In a period that will span just over a fortnight, Apple will have released major software updates for its smartphones and tablets (iOS 10), wearables (watchOS3), Apple TV set top box (tvOS 10) and Apple Macs (macOS Sierra, technically Mac OS 10.12). The latter three were all released in Australia on the 14th of September, while macOS Sierra will be made available for Macintosh computers at some point on 20 September in the US, which almost certainly means 21st September here in Australia.
There’s functionally two reasons to upgrade your mobile and desktop Apple gear, and they’re to do with security and new functionality.
Security is an excellent reason to keep your technology gear up to date, simply because any device is technically capable of being compromised. Yes, even Apple ones, and especially since the advent of iOS and all the potential money that can be made with a compromised device. It’s why very late in the stage Apple released a point update for iOS 9 even though iOS 10 was literally only weeks away. Apple’s done a decent job of keeping malware at bay on iOS, and mostly well for macOS, but that’s largely dependent upon users upgrading their systems when available. The reality of modern malware is that it’s rarely a single point of attack, but instead a suite of attacks that probe for known areas where sly code can sneak in. If one attack fails, another will be tried, so older devices that miss upgrades can end up being quite open to malware issues.
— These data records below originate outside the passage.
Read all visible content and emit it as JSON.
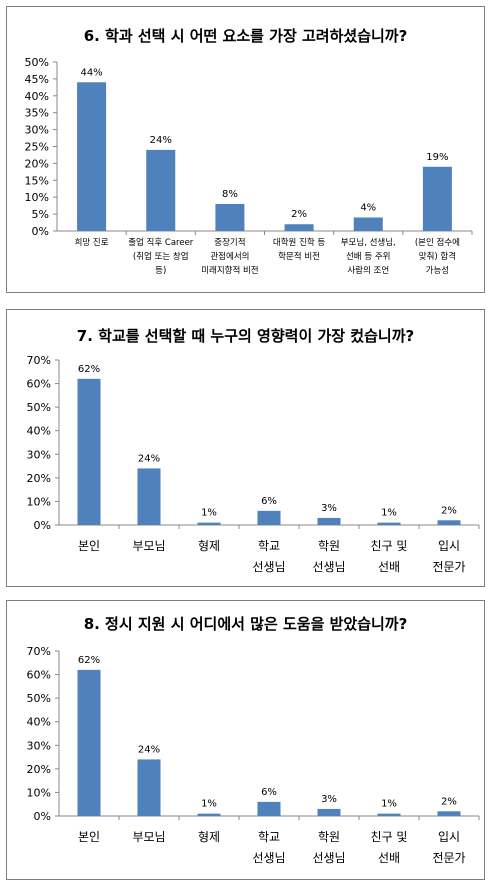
{
  "chart_data": [
    {
      "type": "bar",
      "title": "6. 학과 선택 시 어떤 요소를 가장 고려하셨습니까?",
      "ylim": [
        0,
        50
      ],
      "yticks": [
        "0%",
        "5%",
        "10%",
        "15%",
        "20%",
        "25%",
        "30%",
        "35%",
        "40%",
        "45%",
        "50%"
      ],
      "categories": [
        [
          "희망 진로"
        ],
        [
          "졸업 직후 Career",
          "(취업 또는 창업",
          "등)"
        ],
        [
          "중장기적",
          "관점에서의",
          "미래지향적 비전"
        ],
        [
          "대학원 진학 등",
          "학문적 비전"
        ],
        [
          "부모님, 선생님,",
          "선배 등 주위",
          "사람의 조언"
        ],
        [
          "(본인 점수에",
          "맞춰) 합격",
          "가능성"
        ]
      ],
      "values": [
        44,
        24,
        8,
        2,
        4,
        19
      ],
      "data_labels": [
        "44%",
        "24%",
        "8%",
        "2%",
        "4%",
        "19%"
      ],
      "grid": false,
      "bar_color": "#4f81bd"
    },
    {
      "type": "bar",
      "title": "7. 학교를 선택할 때 누구의 영향력이 가장 컸습니까?",
      "ylim": [
        0,
        70
      ],
      "yticks": [
        "0%",
        "10%",
        "20%",
        "30%",
        "40%",
        "50%",
        "60%",
        "70%"
      ],
      "categories": [
        [
          "본인"
        ],
        [
          "부모님"
        ],
        [
          "형제"
        ],
        [
          "학교",
          "선생님"
        ],
        [
          "학원",
          "선생님"
        ],
        [
          "친구 및",
          "선배"
        ],
        [
          "입시",
          "전문가"
        ]
      ],
      "values": [
        62,
        24,
        1,
        6,
        3,
        1,
        2
      ],
      "data_labels": [
        "62%",
        "24%",
        "1%",
        "6%",
        "3%",
        "1%",
        "2%"
      ],
      "grid": false,
      "bar_color": "#4f81bd"
    },
    {
      "type": "bar",
      "title": "8. 정시 지원 시 어디에서 많은 도움을 받았습니까?",
      "ylim": [
        0,
        70
      ],
      "yticks": [
        "0%",
        "10%",
        "20%",
        "30%",
        "40%",
        "50%",
        "60%",
        "70%"
      ],
      "categories": [
        [
          "본인"
        ],
        [
          "부모님"
        ],
        [
          "형제"
        ],
        [
          "학교",
          "선생님"
        ],
        [
          "학원",
          "선생님"
        ],
        [
          "친구 및",
          "선배"
        ],
        [
          "입시",
          "전문가"
        ]
      ],
      "values": [
        62,
        24,
        1,
        6,
        3,
        1,
        2
      ],
      "data_labels": [
        "62%",
        "24%",
        "1%",
        "6%",
        "3%",
        "1%",
        "2%"
      ],
      "grid": false,
      "bar_color": "#4f81bd"
    }
  ]
}
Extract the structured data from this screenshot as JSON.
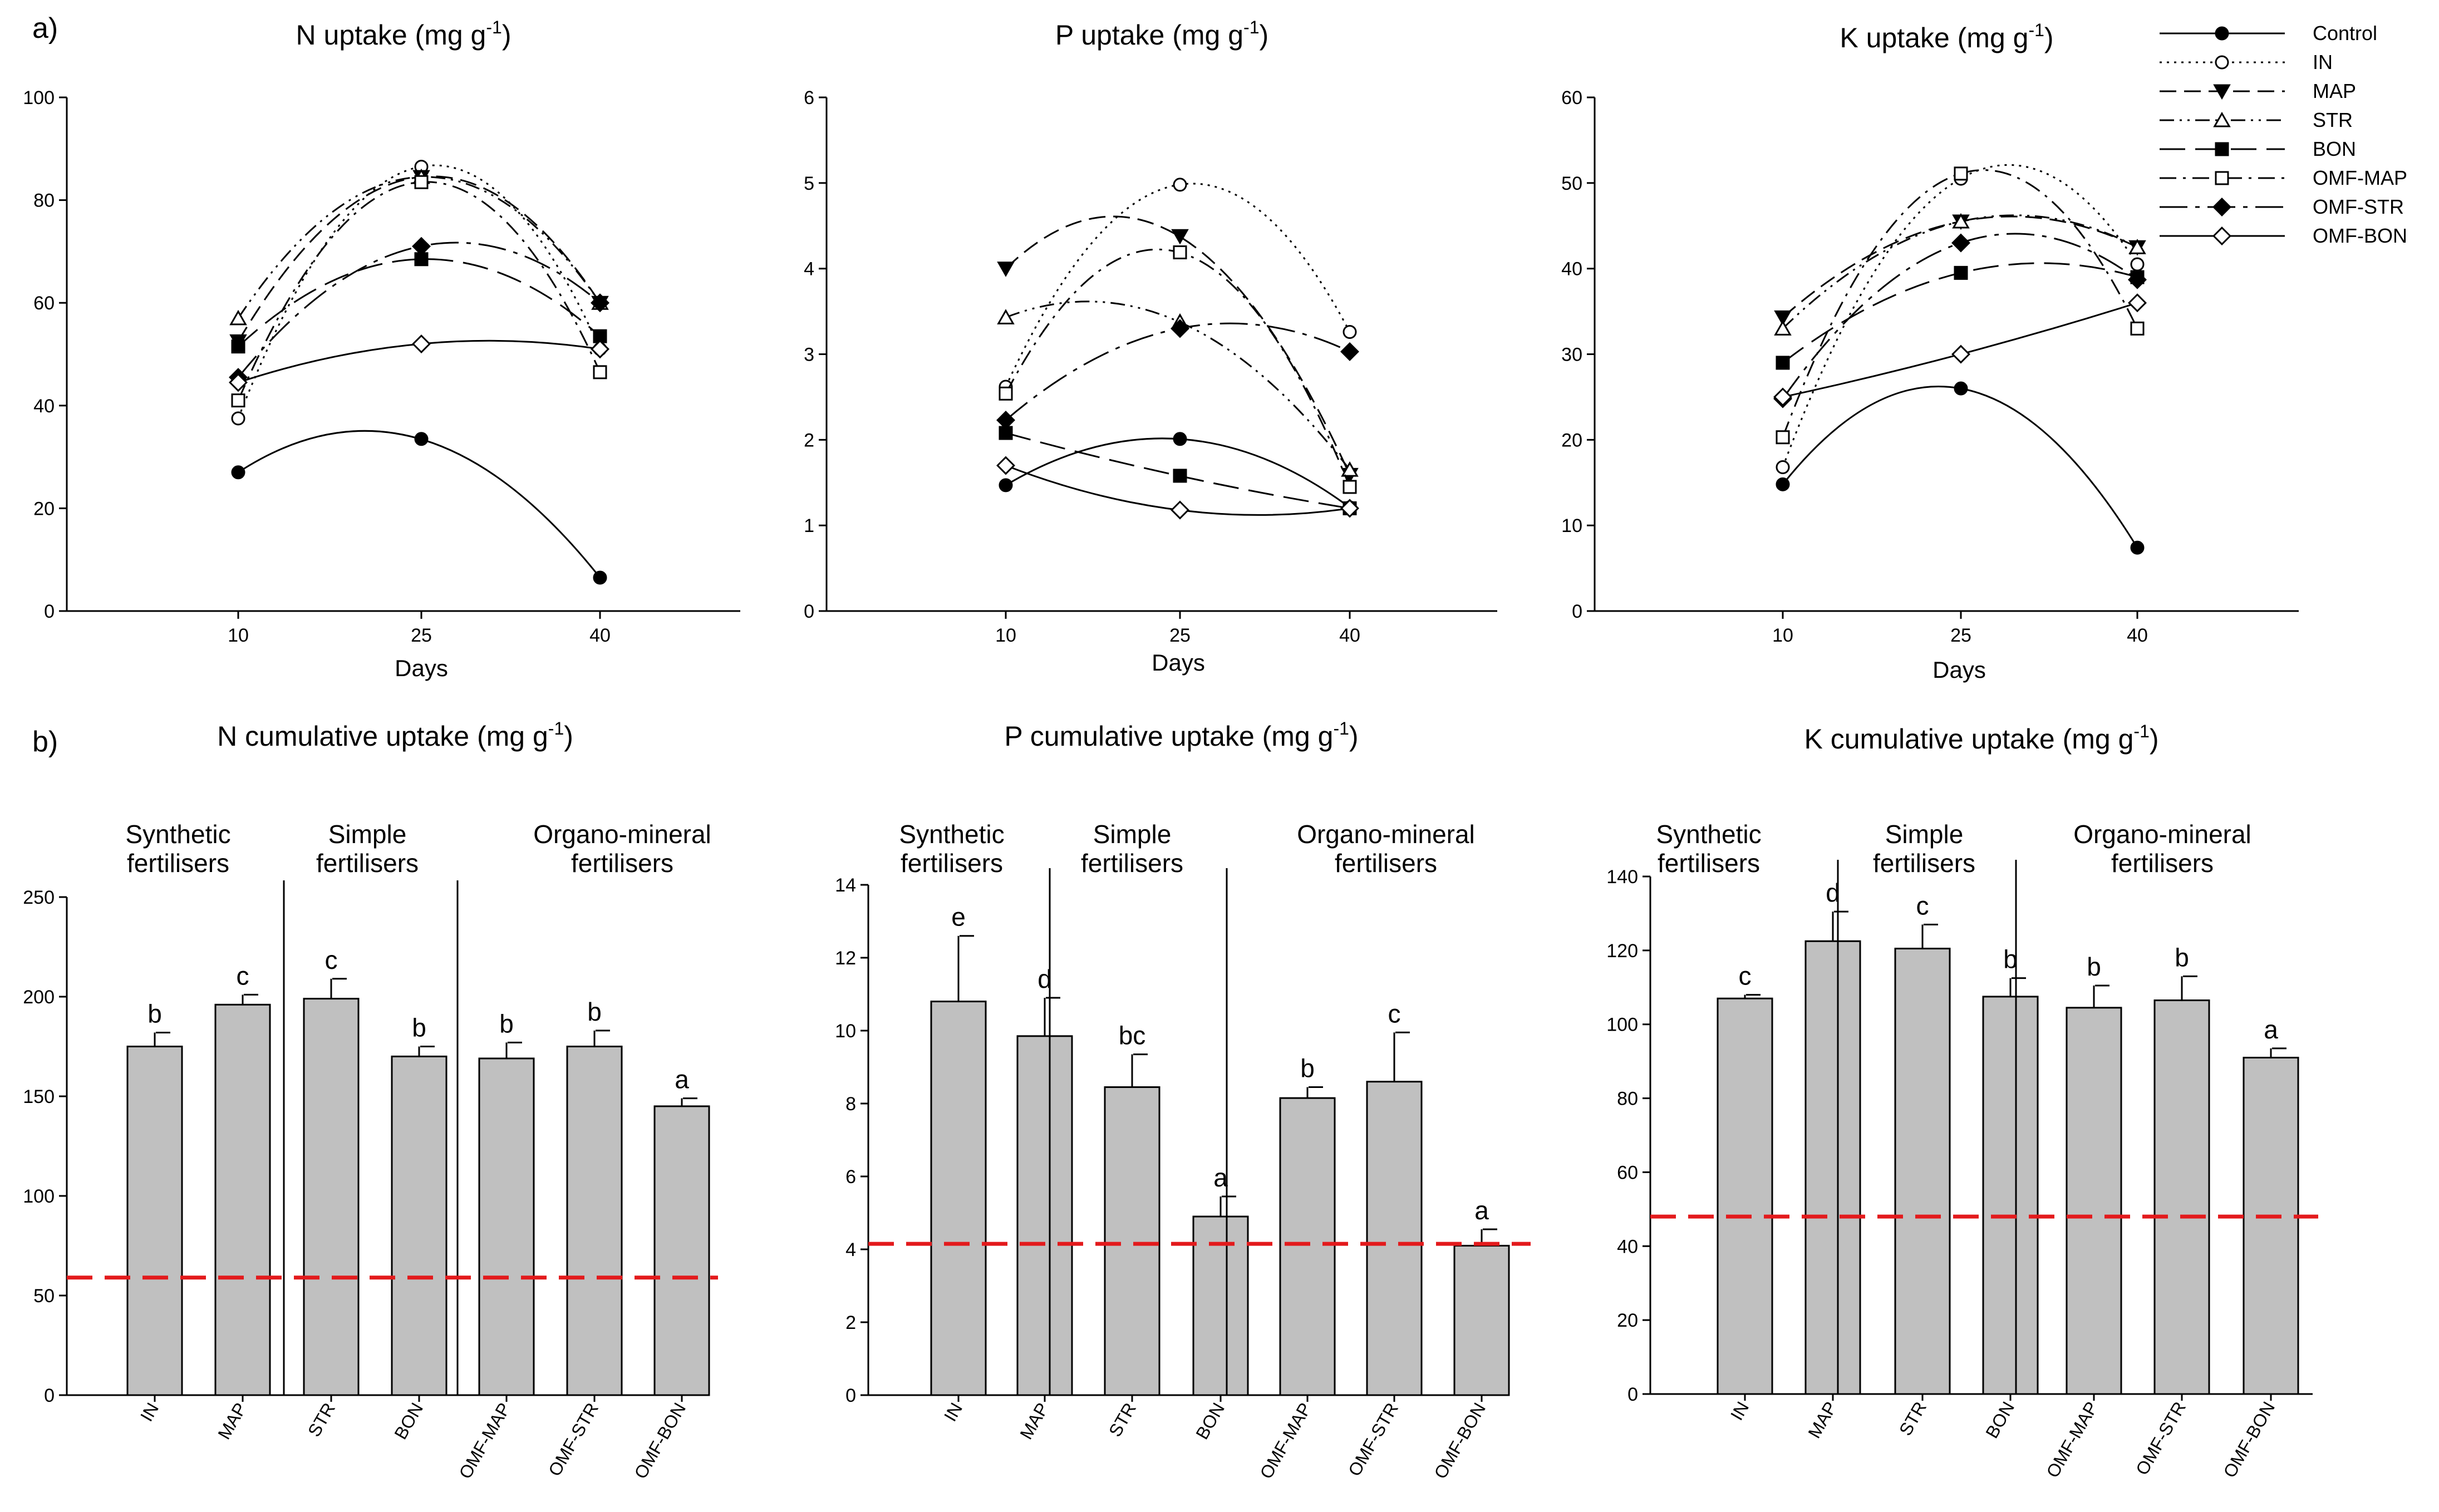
{
  "figure": {
    "panel_a_label": "a)",
    "panel_b_label": "b)",
    "legend": [
      {
        "name": "Control",
        "style": "solid",
        "marker": "circle-filled"
      },
      {
        "name": "IN",
        "style": "dotted",
        "marker": "circle-open"
      },
      {
        "name": "MAP",
        "style": "dash",
        "marker": "triangle-down-filled"
      },
      {
        "name": "STR",
        "style": "dashdotdot",
        "marker": "triangle-up-open"
      },
      {
        "name": "BON",
        "style": "longdash",
        "marker": "square-filled"
      },
      {
        "name": "OMF-MAP",
        "style": "dashdot",
        "marker": "square-open"
      },
      {
        "name": "OMF-STR",
        "style": "longdashdot",
        "marker": "diamond-filled"
      },
      {
        "name": "OMF-BON",
        "style": "solid",
        "marker": "diamond-open"
      }
    ],
    "groups": [
      {
        "line1": "Synthetic",
        "line2": "fertilisers"
      },
      {
        "line1": "Simple",
        "line2": "fertilisers"
      },
      {
        "line1": "Organo-mineral",
        "line2": "fertilisers"
      }
    ],
    "colors": {
      "bar": "#c0c0c0",
      "reference_line": "#e31a1c",
      "ink": "#000000"
    }
  },
  "chart_data": [
    {
      "type": "line",
      "title_main": "N uptake (mg g",
      "title_sup": "-1",
      "title_end": ")",
      "xlabel": "Days",
      "ylabel": "",
      "x": [
        10,
        25,
        40
      ],
      "x_ticks": [
        "10",
        "25",
        "40"
      ],
      "ylim": [
        0,
        100
      ],
      "y_ticks": [
        "0",
        "20",
        "40",
        "60",
        "80",
        "100"
      ],
      "series": [
        {
          "name": "Control",
          "values": [
            27,
            33.5,
            6.5
          ]
        },
        {
          "name": "IN",
          "values": [
            37.5,
            86.5,
            51
          ]
        },
        {
          "name": "MAP",
          "values": [
            52.5,
            84.5,
            60
          ]
        },
        {
          "name": "STR",
          "values": [
            57,
            84.5,
            60
          ]
        },
        {
          "name": "BON",
          "values": [
            51.5,
            68.5,
            53.5
          ]
        },
        {
          "name": "OMF-MAP",
          "values": [
            41,
            83.5,
            46.5
          ]
        },
        {
          "name": "OMF-STR",
          "values": [
            45.5,
            71,
            60
          ]
        },
        {
          "name": "OMF-BON",
          "values": [
            44.5,
            52,
            51
          ]
        }
      ]
    },
    {
      "type": "line",
      "title_main": "P  uptake (mg g",
      "title_sup": "-1",
      "title_end": ")",
      "xlabel": "Days",
      "ylabel": "",
      "x": [
        10,
        25,
        40
      ],
      "x_ticks": [
        "10",
        "25",
        "40"
      ],
      "ylim": [
        0,
        6
      ],
      "y_ticks": [
        "0",
        "1",
        "2",
        "3",
        "4",
        "5",
        "6"
      ],
      "series": [
        {
          "name": "Control",
          "values": [
            1.47,
            2.01,
            1.21
          ]
        },
        {
          "name": "IN",
          "values": [
            2.62,
            4.98,
            3.26
          ]
        },
        {
          "name": "MAP",
          "values": [
            4.0,
            4.38,
            1.59
          ]
        },
        {
          "name": "STR",
          "values": [
            3.43,
            3.38,
            1.65
          ]
        },
        {
          "name": "BON",
          "values": [
            2.08,
            1.58,
            1.2
          ]
        },
        {
          "name": "OMF-MAP",
          "values": [
            2.54,
            4.19,
            1.45
          ]
        },
        {
          "name": "OMF-STR",
          "values": [
            2.23,
            3.3,
            3.03
          ]
        },
        {
          "name": "OMF-BON",
          "values": [
            1.7,
            1.18,
            1.2
          ]
        }
      ]
    },
    {
      "type": "line",
      "title_main": "K uptake (mg g",
      "title_sup": "-1",
      "title_end": ")",
      "xlabel": "Days",
      "ylabel": "",
      "x": [
        10,
        25,
        40
      ],
      "x_ticks": [
        "10",
        "25",
        "40"
      ],
      "ylim": [
        0,
        60
      ],
      "y_ticks": [
        "0",
        "10",
        "20",
        "30",
        "40",
        "50",
        "60"
      ],
      "series": [
        {
          "name": "Control",
          "values": [
            14.8,
            26,
            7.4
          ]
        },
        {
          "name": "IN",
          "values": [
            16.8,
            50.5,
            40.5
          ]
        },
        {
          "name": "MAP",
          "values": [
            34.3,
            45.5,
            42.5
          ]
        },
        {
          "name": "STR",
          "values": [
            33,
            45.5,
            42.5
          ]
        },
        {
          "name": "BON",
          "values": [
            29,
            39.5,
            39
          ]
        },
        {
          "name": "OMF-MAP",
          "values": [
            20.3,
            51.1,
            33
          ]
        },
        {
          "name": "OMF-STR",
          "values": [
            24.8,
            43,
            38.7
          ]
        },
        {
          "name": "OMF-BON",
          "values": [
            25,
            30,
            36
          ]
        }
      ]
    },
    {
      "type": "bar",
      "title_main": "N cumulative uptake (mg g",
      "title_sup": "-1",
      "title_end": ")",
      "xlabel": "",
      "ylabel": "",
      "categories": [
        "IN",
        "MAP",
        "STR",
        "BON",
        "OMF-MAP",
        "OMF-STR",
        "OMF-BON"
      ],
      "values": [
        175,
        196,
        199,
        170,
        169,
        175,
        145
      ],
      "errors": [
        7,
        5,
        10,
        5,
        8,
        8,
        4
      ],
      "letters": [
        "b",
        "c",
        "c",
        "b",
        "b",
        "b",
        "a"
      ],
      "reference_line": 59,
      "ylim": [
        0,
        250
      ],
      "y_ticks": [
        "0",
        "50",
        "100",
        "150",
        "200",
        "250"
      ],
      "group_dividers_after": [
        1,
        3
      ]
    },
    {
      "type": "bar",
      "title_main": "P cumulative uptake (mg g",
      "title_sup": "-1",
      "title_end": ")",
      "xlabel": "",
      "ylabel": "",
      "categories": [
        "IN",
        "MAP",
        "STR",
        "BON",
        "OMF-MAP",
        "OMF-STR",
        "OMF-BON"
      ],
      "values": [
        10.8,
        9.85,
        8.45,
        4.9,
        8.15,
        8.6,
        4.1
      ],
      "errors": [
        1.8,
        1.05,
        0.9,
        0.55,
        0.3,
        1.35,
        0.45
      ],
      "letters": [
        "e",
        "d",
        "bc",
        "a",
        "b",
        "c",
        "a"
      ],
      "reference_line": 4.15,
      "ylim": [
        0,
        14
      ],
      "y_ticks": [
        "0",
        "2",
        "4",
        "6",
        "8",
        "10",
        "12",
        "14"
      ],
      "group_dividers_after": [
        1,
        3
      ]
    },
    {
      "type": "bar",
      "title_main": "K cumulative uptake (mg g",
      "title_sup": "-1",
      "title_end": ")",
      "xlabel": "",
      "ylabel": "",
      "categories": [
        "IN",
        "MAP",
        "STR",
        "BON",
        "OMF-MAP",
        "OMF-STR",
        "OMF-BON"
      ],
      "values": [
        107,
        122.5,
        120.5,
        107.5,
        104.5,
        106.5,
        91
      ],
      "errors": [
        1,
        8,
        6.5,
        5,
        6,
        6.5,
        2.5
      ],
      "letters": [
        "c",
        "d",
        "c",
        "b",
        "b",
        "b",
        "a"
      ],
      "reference_line": 48,
      "ylim": [
        0,
        140
      ],
      "y_ticks": [
        "0",
        "20",
        "40",
        "60",
        "80",
        "100",
        "120",
        "140"
      ],
      "group_dividers_after": [
        1,
        3
      ]
    }
  ]
}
The other reason to upgrade is for new features, but here it’s a somewhat tougher argument. Apple doesn’t charge for its software upgrades so there’s no sense of wasted funds (beyond the cost of the data, given that the upgrades themselves can run into multiple gigabytes of data), but the issues for an operating system these days are largely solved problems. They’ll run office suites, they’ll run browsers, they’ll connect you to your social media and so on and so forth. What Apple’s increasingly doing with its new operating environments is tying iOS, macOS and its peripheral ecosystems ever more tightly together. That’s why Siri, Apple’s voice assistant feature is coming to macOS for the first time in macOS Sierra. It’s also why Siri is open for iOS developers to create applications for, because Apple recognises that while it maintains a very tight control over its app stores, it’s not the sole source of interesting ideas and new avenues to push software in.
Which is fine if you like being on the cutting edge, but if you’re happy with what your systems do right now, should you upgrade? The sensible answer there, presuming you’re using a device that’s capable of being updated, is that you probably should do so eventually. The reality for older iOS devices is that iOS 10 is likely to run a little slow for the first few point upgrades, after which Apple tends to do a little more optimisation for older devices. Naturally, it’d be thrilled if you upgraded to an iPhone 7 or iPad Pro instead, but those are pricey little upgrades!
On the Mac front, Sierra should run well on quite a range of Macs, but predictably, the older the Mac you throw it onto, the less you’re likely to see in terms of features and performance improvements. Again, a little caution, especially if it’s your only computer, would be wise.